Timeline (approximate)

2023/05/11 Thursday (UTC)

  • 20:06:47 — Epoch 200,551 begins, there is a missed/orphaned block and a few missed slots, and network participation drops to 88.4%

  • 20:13:11 — Epoch 200,552 begins and there are more missed slots in this epoch, network participation drops to 69%

  • 20:19:35 — Epoch 200553 begins. Gradually more and more consecutive slots were missed causing a total of 18/32 slots to missed and not finalizing the block. The most consecutive misses between slots 6417716 ~ 6417709. Network participation is at a low of 40%. It is clear that this isn’t just a Prysm issue as Prysm represents only 33% of the network.

  • 20:29:00 — Prysm team is all hands on deck with an investigation of ongoing issues.
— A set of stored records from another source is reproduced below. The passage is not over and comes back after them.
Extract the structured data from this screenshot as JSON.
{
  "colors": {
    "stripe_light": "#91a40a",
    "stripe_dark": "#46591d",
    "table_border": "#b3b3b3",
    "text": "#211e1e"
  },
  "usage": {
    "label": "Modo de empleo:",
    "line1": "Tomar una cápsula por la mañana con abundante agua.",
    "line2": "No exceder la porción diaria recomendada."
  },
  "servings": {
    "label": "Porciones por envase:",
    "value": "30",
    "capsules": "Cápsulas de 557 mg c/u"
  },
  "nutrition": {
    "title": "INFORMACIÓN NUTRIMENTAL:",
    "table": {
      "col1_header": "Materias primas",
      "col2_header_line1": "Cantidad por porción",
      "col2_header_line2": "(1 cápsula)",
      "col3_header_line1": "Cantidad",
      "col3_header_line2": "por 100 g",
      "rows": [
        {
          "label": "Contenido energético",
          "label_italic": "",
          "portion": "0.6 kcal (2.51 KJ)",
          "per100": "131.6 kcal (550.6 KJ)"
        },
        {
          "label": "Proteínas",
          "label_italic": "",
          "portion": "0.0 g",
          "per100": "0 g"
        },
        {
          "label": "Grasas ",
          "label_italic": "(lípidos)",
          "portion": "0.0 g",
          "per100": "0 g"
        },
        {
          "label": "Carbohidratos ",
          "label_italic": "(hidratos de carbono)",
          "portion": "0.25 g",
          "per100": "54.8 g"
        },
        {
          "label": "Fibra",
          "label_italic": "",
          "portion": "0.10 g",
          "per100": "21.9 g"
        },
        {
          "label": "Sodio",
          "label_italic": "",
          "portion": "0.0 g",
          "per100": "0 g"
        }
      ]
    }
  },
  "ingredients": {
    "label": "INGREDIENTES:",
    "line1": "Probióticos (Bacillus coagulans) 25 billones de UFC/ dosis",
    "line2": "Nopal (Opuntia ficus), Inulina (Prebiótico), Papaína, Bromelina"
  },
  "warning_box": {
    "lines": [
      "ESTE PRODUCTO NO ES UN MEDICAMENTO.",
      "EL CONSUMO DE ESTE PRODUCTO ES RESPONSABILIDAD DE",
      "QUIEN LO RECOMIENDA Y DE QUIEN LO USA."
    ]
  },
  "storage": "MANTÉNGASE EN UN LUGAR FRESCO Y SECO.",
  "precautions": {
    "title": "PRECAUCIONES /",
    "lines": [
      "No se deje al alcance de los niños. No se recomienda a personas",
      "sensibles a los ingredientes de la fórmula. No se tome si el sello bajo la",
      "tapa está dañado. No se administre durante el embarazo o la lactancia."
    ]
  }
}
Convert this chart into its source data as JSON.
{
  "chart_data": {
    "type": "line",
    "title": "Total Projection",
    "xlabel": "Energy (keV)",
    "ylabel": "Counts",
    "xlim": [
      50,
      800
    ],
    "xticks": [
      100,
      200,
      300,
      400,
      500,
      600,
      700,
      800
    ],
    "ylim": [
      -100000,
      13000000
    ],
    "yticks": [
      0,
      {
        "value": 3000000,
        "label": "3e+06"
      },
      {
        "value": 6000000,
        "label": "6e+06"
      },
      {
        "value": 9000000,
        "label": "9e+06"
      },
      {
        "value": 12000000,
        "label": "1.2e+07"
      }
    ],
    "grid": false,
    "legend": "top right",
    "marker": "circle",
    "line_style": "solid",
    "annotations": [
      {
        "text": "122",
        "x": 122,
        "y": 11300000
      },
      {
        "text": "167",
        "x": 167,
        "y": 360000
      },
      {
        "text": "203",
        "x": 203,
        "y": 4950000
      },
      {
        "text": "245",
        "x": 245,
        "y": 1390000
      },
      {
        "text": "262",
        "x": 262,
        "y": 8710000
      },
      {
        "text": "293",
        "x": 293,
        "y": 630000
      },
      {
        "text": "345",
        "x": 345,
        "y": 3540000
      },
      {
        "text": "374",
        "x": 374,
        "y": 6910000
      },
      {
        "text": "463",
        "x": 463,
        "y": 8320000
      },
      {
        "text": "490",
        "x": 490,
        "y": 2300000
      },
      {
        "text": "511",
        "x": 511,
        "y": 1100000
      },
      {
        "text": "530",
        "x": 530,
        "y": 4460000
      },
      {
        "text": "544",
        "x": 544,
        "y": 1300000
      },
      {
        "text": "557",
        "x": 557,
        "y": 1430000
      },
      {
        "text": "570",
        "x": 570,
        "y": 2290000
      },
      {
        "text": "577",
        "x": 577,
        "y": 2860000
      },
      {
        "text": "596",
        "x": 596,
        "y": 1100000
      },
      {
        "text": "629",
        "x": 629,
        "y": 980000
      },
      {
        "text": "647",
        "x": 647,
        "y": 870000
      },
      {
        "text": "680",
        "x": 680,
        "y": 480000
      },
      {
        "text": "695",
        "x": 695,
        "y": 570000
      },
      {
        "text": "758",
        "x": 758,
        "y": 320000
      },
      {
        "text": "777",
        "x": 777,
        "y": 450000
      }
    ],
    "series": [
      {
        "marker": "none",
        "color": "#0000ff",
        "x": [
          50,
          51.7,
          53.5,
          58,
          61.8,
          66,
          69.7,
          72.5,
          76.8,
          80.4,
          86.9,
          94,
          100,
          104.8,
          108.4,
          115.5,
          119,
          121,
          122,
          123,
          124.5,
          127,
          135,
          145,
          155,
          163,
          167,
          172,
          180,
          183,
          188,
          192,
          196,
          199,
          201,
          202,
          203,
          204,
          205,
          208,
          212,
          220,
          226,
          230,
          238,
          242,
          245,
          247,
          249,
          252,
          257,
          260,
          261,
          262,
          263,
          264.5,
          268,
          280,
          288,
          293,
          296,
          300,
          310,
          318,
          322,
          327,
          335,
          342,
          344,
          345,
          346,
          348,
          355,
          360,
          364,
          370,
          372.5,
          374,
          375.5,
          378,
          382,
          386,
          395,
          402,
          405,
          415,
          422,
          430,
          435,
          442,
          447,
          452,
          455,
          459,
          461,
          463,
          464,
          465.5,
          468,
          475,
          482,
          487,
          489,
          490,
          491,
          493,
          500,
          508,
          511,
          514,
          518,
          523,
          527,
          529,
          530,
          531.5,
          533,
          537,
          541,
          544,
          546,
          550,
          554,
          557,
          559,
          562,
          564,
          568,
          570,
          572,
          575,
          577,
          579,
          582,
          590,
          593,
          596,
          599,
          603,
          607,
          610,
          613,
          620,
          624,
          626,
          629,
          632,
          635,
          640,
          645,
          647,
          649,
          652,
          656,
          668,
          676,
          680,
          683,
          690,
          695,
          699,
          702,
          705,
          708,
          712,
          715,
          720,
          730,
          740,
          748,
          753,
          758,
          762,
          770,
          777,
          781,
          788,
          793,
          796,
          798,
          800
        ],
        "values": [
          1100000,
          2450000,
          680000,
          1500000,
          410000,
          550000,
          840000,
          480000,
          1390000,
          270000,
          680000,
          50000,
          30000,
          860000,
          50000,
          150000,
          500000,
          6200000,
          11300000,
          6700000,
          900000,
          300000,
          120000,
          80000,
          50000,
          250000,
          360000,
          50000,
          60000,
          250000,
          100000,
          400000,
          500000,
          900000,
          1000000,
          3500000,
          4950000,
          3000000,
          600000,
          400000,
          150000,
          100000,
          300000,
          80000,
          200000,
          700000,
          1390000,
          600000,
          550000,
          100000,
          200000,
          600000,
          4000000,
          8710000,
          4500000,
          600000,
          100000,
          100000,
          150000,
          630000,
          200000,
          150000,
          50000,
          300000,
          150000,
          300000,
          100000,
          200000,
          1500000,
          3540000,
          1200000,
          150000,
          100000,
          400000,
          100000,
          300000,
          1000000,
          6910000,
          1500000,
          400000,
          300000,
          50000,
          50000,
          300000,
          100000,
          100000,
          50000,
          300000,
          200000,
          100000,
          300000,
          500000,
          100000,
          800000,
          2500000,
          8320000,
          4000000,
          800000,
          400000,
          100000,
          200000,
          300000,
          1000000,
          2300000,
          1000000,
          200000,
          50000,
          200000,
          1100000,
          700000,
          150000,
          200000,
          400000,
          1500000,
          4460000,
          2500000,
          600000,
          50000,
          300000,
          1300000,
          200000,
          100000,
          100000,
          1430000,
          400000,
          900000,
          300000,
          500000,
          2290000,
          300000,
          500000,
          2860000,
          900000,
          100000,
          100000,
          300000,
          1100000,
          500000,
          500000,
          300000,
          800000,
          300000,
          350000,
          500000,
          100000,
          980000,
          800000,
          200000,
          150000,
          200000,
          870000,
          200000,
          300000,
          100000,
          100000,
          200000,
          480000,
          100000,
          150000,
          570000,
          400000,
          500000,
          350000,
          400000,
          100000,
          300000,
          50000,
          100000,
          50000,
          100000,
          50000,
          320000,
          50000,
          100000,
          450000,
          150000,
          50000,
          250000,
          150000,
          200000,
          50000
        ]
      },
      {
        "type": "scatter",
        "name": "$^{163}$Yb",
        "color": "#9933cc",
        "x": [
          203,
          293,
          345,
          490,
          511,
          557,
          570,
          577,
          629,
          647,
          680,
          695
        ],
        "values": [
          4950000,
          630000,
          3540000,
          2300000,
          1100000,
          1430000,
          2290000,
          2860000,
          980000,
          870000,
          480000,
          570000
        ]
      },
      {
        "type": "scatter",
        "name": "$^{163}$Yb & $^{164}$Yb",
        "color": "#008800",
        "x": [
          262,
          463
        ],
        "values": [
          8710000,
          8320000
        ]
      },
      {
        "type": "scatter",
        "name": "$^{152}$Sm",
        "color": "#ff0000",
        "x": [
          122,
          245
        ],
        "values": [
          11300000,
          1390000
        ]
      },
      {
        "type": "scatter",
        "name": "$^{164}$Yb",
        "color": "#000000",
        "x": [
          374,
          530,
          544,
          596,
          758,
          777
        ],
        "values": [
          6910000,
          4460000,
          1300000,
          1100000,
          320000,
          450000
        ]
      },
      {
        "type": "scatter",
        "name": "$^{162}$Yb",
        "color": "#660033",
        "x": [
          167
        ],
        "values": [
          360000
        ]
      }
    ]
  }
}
  • 20:32:23 — Epoch 200555 starts and the network begins to recover without intervention.

2023/05/12 Friday (UTC)

  • 17:20:23 — Epoch 200750 begins. Blocks are missing at an increasing rate and participation drops to 66.3%.

  • 17:26:47 — Epoch 200751 begins. Only 13 out of 32 blocks are produced. Participation drops to 42.4%.

  • 17:30:00 — “Mainnet stopped finalizing again”. All hands on deck.

  • 17:33:11 — Epoch 200752 begins. Only 14 blocks are produced. Participation drops further to 30.7%. This is the lowest participation of any epoch in Mainnet ever.

  • 18:17:59 — Epoch 200759 begins. 24 of 32 blocks are produced and participation is 81.7%. This epoch is the start of recovery.

  • 18:24:23 — Epoch 200760 begins. 27 of 32 blocks are produced with 86.2% participation. This epoch restores finalization.